Sandboxed by mode (passive/active/singularity). edit_file supports context_before/context_after disambiguation.

Code & Git

search_code run_tests git_diff git_commit

Regex code search, pytest execution with structured results, git operations.

Communication

respond speak send_message call_user

Console output, TTS, SMS/voice via Twilio gateway.

Introspection Tools

These are read-only tools that let the LLM query its own biological subsystems. They give the agent self-awareness — the ability to ask "what do I remember?", "what will happen if I do this?", "have I been hurt by this before?", and "how much energy have I used?"

Design Principles

  • Read-only. No introspection tool modifies agent state.
  • Bounded output. All tools accept a limit parameter to control context cost.
  • Graceful degradation. In headless mode, vision tools return {"available": false} instead of crashing.
  • Formatted for LLM. Returns structured dicts the LLM can reason about, not raw data dumps.

Memory: Episodic Recall & Similarity

The hippocampus stores every agentic loop as an episodic memory (perceive → decide → act → evaluate). The entorhinal cortex (EC) indexes them for multi-modal similarity search. These tools let the LLM explore both.

memory_recall

Search episodic memories. Filter by goal, tool, success/failure, detected objects, people, mode, or time range. Use expand=true to find associated memories via spreading activation through ASSOCIATES and CAUSES edges.

Parameters: query, tool_name, success, object, person, mode, time_after, time_before, expand, limit

Biological analog: Hippocampal recall with spreading activation through the associative memory graph. ASSOCIATES edges form during memory capture (perceptual overlap). CAUSES edges form when NAc detects surprising outcomes (RPE > 0.3).

similarity_search

Find situations similar to a past experience using the EC's LSH approximate nearest neighbor. Multi-modal matching: structural hash, temporal bins, semantic embedding, and context match.

Parameters: tool_name, memory_id, context, limit

Biological analog: The entorhinal cortex is the gateway to the hippocampus. It transforms multi-modal input into a common similarity space for fast pattern matching.

Causal: Prediction & Learned Links

The nucleus accumbens (NAc) learns cause-effect relationships via Rescorla-Wagner learning. Every tool execution updates a causal link with a prediction error (RPE). These tools let the LLM consult this learned model before acting.

predict_outcome

Ask the NAc what will happen if you execute a tool. Returns the predicted value (0=bad, 1=good), expected outcome valence, expected delay with confidence interval, and all possible outcomes.

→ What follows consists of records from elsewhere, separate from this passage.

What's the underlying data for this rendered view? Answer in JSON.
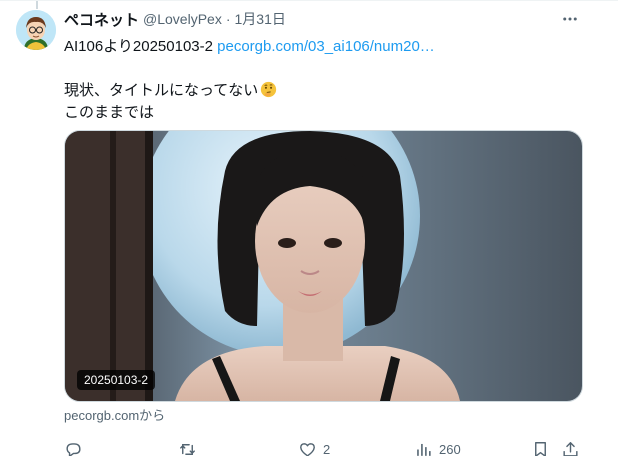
{
  "tweet": {
    "author": {
      "display_name": "ペコネット",
      "handle": "@LovelyPex",
      "separator": "·",
      "date": "1月31日"
    },
    "text": {
      "line1_prefix": "AI106より20250103-2 ",
      "line1_link": "pecorgb.com/03_ai106/num20…",
      "line2": "現状、タイトルになってない",
      "line2_emoji": "thinking-face-emoji",
      "line3": "このままでは"
    },
    "media": {
      "alt_badge": "20250103-2"
    },
    "source": "pecorgb.comから",
    "actions": {
      "reply_count": "",
      "retweet_count": "",
      "like_count": "2",
      "views_count": "260"
    }
  },
  "icons": {
    "more": "more-horizontal-icon",
    "reply": "reply-icon",
    "retweet": "retweet-icon",
    "like": "heart-icon",
    "views": "analytics-icon",
    "bookmark": "bookmark-icon",
    "share": "share-icon"
  },
  "colors": {
    "link": "#1d9bf0",
    "secondary_text": "#536471",
    "primary_text": "#0f1419"
  }
}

Parameters: tool_name (required), context, include_all_outcomes

Biological analog: Dopaminergic prediction in the mesolimbic pathway. The NAc computes reward prediction error (RPE) — the difference between expected and actual outcomes — to learn which actions lead to which results in which contexts.

causal_links

Inspect the raw cause-effect database. Query by event signature, outcome signature, contributing memory ID, or valence filter. See confidence, observation count, temporal delay distributions, and which memories informed each link.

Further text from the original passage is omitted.